This action arose in Nevada state court, where the plaintiff filed a class action complaint against his employer, Terrible Herbst (a prominent Las Vegas-area convenience store), for unpaid overtime and minimum wage violations under the federal Fair Labor Standards Act (FLSA), as well as Nevada workplace-protection statutes and breach of contract.  While a motion to compel production of the prospective class members’ names and contact information was pending, Terrible Herbst made a settlement offer to Pitts, offering to pay him $900 plus reasonable attorney fees and costs, when Pitts had alleged his own damages to be only $88.

Terrible Herbst then moved to dismiss the action for lack of subject matter jurisdiction, arguing that since its offer would have “fully compensated Pitts for his individual monetary claim,” the offer had therefore “rendered the entire case moot.”  Id. at *3.  The district court rejected the defendant’s theory that the settlement offer had mooted the class action, and the Ninth Circuit agreed.

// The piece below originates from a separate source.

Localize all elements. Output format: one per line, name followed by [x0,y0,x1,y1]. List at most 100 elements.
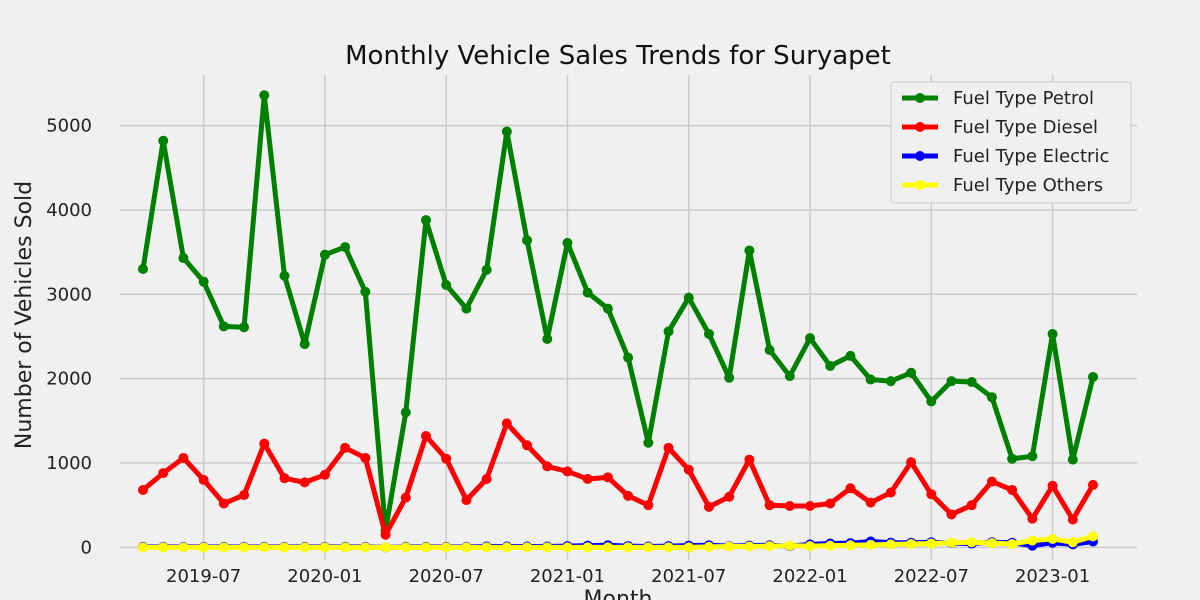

The question before the Ninth Circuit was essentially “whether a putative class action becomes moot when the named plaintiff receives an offer of settlement that fully satisfies his individual claim before he files a motion for class certification.”  Id. at *17.  With considerable reference to and reliance on the two leading Supreme Court cases—Deposit Guaranty Nat’l Bank v. Roper, 445 U.S. 326 (1980) and United States Parole Comm’n v. Geraghty, 445 U.S. 388 (1980)—the panel struck a pragmatic note concerning class actions:

Where the class claims are so economically insignificant that no single plaintiff can afford to maintain the lawsuit on his own, Rule 23 affords the plaintiffs a “realistic day in court” by allowing them to pool their claims. . . . A rule allowing a class action to become moot “simply because the defendant has sought to ‘buy off’ the individual private claims of the named plaintiffs” before the named plaintiffs have a chance to file a motion for class certification would thus contravene Rule 23’s core concern: the aggregation of similar, small, but otherwise doomed claims.

Id. at *21-22 (citing Phillips Petroleum Co. v. Shutts, 472 U.S. 797, 809 (1985); Deposit Guaranty Nat’l Bank v. Roper, 445 U.S. 326, 339 (1980).